Teok paused here and took a breath.
"And the last one…" His tone shifted slightly. "Dragons."
"I've never seen one myself, but from what I've heard and what the old stories say — Dragons are in a different category entirely."
"Different how?"
"A single Dragon could level this entire village without breaking a sweat. Back when demikind and humans were still at war, Dragons would sometimes just… appear and attack. Both sides got hit badly — our nations, the human nations, everyone. Even the strongest fighters from among the demikind, all of them together, couldn't stop a single Dragon."
That was a different league of threat entirely. *The whole village, leveled.* The scale of that didn't sit comfortably in my head.
"From the way you're describing it, they haven't been causing trouble recently?"
"Not in at least a few hundred years, from what I know. There's supposed to be a Dragon nation somewhere, but I'd have no interest in going anywhere near it.
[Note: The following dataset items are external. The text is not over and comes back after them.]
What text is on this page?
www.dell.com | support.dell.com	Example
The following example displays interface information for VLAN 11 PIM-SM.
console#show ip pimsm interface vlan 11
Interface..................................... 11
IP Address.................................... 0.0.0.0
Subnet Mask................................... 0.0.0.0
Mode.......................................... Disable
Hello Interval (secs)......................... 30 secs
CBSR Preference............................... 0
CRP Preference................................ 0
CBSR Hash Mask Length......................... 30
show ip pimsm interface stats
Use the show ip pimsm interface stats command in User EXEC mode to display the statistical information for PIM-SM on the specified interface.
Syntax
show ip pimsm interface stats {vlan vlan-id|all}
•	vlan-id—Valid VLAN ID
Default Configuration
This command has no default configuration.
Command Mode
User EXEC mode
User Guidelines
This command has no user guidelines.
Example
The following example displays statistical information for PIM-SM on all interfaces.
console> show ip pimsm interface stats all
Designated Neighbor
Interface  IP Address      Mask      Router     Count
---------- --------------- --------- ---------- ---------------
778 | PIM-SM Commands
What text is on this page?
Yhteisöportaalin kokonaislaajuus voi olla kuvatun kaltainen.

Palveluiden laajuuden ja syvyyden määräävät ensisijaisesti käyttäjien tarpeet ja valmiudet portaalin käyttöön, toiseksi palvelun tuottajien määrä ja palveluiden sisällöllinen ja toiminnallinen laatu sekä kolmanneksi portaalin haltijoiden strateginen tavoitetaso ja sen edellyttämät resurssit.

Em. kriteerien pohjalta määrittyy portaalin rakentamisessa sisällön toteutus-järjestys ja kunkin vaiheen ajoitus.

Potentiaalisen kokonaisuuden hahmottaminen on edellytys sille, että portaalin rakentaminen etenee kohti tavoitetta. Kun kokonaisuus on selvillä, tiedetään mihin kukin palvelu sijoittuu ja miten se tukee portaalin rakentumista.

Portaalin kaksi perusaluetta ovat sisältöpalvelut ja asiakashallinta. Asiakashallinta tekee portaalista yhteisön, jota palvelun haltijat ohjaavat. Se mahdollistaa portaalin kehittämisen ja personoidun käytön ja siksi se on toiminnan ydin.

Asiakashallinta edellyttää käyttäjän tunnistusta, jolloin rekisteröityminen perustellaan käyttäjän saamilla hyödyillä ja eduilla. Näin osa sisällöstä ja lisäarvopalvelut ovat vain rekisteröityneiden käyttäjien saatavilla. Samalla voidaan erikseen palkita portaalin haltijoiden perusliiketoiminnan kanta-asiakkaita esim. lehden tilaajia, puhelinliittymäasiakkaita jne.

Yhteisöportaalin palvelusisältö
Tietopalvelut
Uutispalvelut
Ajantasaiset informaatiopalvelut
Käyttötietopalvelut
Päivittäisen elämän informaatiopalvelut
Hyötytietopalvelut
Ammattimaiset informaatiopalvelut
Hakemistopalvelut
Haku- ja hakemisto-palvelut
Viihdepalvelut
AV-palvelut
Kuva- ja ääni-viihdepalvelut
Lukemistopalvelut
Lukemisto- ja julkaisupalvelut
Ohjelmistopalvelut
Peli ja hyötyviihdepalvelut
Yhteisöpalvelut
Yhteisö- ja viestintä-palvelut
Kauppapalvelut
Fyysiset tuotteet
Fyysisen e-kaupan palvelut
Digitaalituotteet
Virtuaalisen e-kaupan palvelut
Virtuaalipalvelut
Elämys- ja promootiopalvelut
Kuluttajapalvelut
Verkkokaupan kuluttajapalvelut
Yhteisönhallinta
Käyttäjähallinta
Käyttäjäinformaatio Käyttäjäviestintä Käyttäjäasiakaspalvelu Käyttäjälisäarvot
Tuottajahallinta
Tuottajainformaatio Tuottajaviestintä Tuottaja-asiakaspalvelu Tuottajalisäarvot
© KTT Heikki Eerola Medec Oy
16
Honestly, I'd rather never meet one."
Teok gave a full-body shudder. For someone as easygoing as him to react that strongly — that was saying something.
He stood up.
"That's about the size of it. I'm going to sleep."
"What should I do?"
"You're welcome to sleep on the floor in here, but if you'd rather have some space to yourself, the shed next door is yours. Nothing much stored in it right now, so there's room enough to sleep, and it shouldn't get too cold."
In a place I knew nothing about, having somewhere to sit alone with my thoughts sounded like exactly what I needed.
"Then I'll take the shed, if that's all right."
Teok nodded and handed over a linen sheet and a candle. "Here."
"Thank you. For everything."
"We all need help sometimes. Get some rest."
I left Teok's house and walked to the shed next door. When I lit the candle, the inside of the small room filled with a soft orange glow.
I ran through the day in my head, start to finish.
Died. Met someone who might have been a goddess. Got a club. Got dropped into another world. Met a Kobold. Arrived at a village.
…That's a lot.
Fatigue, a faint sense of something that wasn't quite satisfaction, and a quiet anxiety about what came next — all of it mixed together — and I closed my eyes.
The first day in another world ended like that.